When Democrats took two-thirds majority of both legislative houses and won all the constitutional offices in the last election some commentators suggested that one-party control would result in opposing factions forming in the ruling party. There are signs that it is starting to happen.

Before going on let’s stipulate here that the Republican Party in California is engaged in a visible tussle between establishment and populist wings. Applying a couple of Ronald Reagan’s dictates to the Republicans including a call for a Big Tent and an 11th Commandment of not speaking ill toward fellow Republicans would help bridge the gap. That is not happening.

But the focus here is on the Democrats who, after all, have the power to make laws and direct state policy.

Recently, 16 Democratic Assembly members signed a letter to the California Air Resources Board asking for a delay or changes to the cap and trade auction that was created in association with AB 32, the global warming solutions act. The letter signees are concerned that the cost of gas prices will skyrocket, particularly hurting the most vulnerable of their constituents.
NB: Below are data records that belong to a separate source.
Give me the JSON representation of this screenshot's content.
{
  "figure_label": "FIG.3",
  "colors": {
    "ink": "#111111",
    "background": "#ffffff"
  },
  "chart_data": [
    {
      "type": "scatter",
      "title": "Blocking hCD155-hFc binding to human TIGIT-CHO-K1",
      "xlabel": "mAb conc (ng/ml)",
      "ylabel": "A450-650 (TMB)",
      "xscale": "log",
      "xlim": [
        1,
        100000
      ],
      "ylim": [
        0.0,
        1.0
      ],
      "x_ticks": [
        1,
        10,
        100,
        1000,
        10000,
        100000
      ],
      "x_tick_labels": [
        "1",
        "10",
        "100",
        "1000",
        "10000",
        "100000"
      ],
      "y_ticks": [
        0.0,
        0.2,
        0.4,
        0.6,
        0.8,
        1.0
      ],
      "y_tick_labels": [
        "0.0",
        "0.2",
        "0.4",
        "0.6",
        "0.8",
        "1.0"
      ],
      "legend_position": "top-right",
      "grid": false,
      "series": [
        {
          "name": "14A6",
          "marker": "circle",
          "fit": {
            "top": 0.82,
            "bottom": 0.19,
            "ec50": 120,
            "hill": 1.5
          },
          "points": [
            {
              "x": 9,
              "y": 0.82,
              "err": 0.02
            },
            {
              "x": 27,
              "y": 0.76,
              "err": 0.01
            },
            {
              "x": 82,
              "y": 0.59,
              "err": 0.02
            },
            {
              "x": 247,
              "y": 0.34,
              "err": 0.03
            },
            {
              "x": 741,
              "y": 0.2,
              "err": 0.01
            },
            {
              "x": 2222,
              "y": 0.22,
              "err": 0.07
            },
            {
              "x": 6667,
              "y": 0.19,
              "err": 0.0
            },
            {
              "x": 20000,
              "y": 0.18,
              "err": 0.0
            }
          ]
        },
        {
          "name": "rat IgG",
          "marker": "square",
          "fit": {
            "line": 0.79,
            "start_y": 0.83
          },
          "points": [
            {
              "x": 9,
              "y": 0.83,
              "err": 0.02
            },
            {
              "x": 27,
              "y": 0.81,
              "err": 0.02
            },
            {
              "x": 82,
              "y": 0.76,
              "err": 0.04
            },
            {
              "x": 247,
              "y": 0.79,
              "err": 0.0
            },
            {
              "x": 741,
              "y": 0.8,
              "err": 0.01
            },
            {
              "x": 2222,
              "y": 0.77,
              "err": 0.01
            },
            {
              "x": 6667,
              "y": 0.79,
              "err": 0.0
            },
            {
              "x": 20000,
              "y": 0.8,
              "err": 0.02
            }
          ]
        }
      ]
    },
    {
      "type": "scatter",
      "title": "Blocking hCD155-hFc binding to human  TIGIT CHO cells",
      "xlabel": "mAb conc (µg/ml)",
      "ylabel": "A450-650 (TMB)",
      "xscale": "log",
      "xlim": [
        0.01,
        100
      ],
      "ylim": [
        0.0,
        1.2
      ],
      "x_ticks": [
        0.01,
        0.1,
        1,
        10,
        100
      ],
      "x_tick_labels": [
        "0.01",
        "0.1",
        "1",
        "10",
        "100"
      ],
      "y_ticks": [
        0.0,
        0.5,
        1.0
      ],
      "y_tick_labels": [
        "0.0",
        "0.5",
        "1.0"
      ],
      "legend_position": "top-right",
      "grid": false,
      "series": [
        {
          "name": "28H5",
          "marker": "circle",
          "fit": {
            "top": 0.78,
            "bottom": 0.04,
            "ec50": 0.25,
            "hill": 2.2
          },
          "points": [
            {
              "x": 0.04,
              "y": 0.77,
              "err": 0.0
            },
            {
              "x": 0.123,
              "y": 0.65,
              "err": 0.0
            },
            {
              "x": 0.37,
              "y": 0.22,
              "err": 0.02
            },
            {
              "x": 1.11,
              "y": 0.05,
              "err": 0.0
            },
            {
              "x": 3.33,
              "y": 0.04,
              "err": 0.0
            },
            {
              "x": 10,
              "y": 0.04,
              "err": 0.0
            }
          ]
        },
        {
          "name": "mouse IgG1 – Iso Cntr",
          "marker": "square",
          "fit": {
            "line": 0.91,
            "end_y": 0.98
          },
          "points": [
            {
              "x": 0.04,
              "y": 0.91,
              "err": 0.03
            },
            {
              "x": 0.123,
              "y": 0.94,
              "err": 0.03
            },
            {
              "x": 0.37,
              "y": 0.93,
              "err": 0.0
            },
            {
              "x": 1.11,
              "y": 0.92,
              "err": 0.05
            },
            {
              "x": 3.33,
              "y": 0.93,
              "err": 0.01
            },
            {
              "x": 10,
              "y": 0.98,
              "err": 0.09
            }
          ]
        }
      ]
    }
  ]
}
The concern expressed by the Democratic legislators echoes worries raised by the business community and Republicans over the cost of AB 32 on small businesses and low-income individuals.

While AB 32 has generated solid support from Democrats, the letter shows some cracks in that solidarity on the implementation of the law.

This action follows the revolt against a proposal to rescind the affirmative action law passed by California voters two decades ago. When the legislature started the process of a do-over on affirmative action, pushback from the Asian-American community sent many Democratic legislators scrambling. The protests centered around the notion that despite hard work and high achievement, some Asian-American children would be denied places within the University of California system if the affirmative action law was overturned.

Again, a goal that seemed to be a sturdy plank for the Democrats became wobbly.

The recent Vergara decision declaring unconstitutional teacher tenure law in the state also is driving Democrats into different camps. Reform Democrats support the ruling; those allied with the teachers unions, strong financial supporters of the Democratic Party, do not. This divisive issue has yet to play out in the legislature.

In the coming election, efforts will be made to help more business friendly Democrats into office running against Democratic candidates stationed further to the left on the political scale. If these efforts are successful, more splits could appear in the Democratic ranks in the legislature.

The prognosticators who analyzed what might happen after the great blue political wave of 2012 may be proved correct.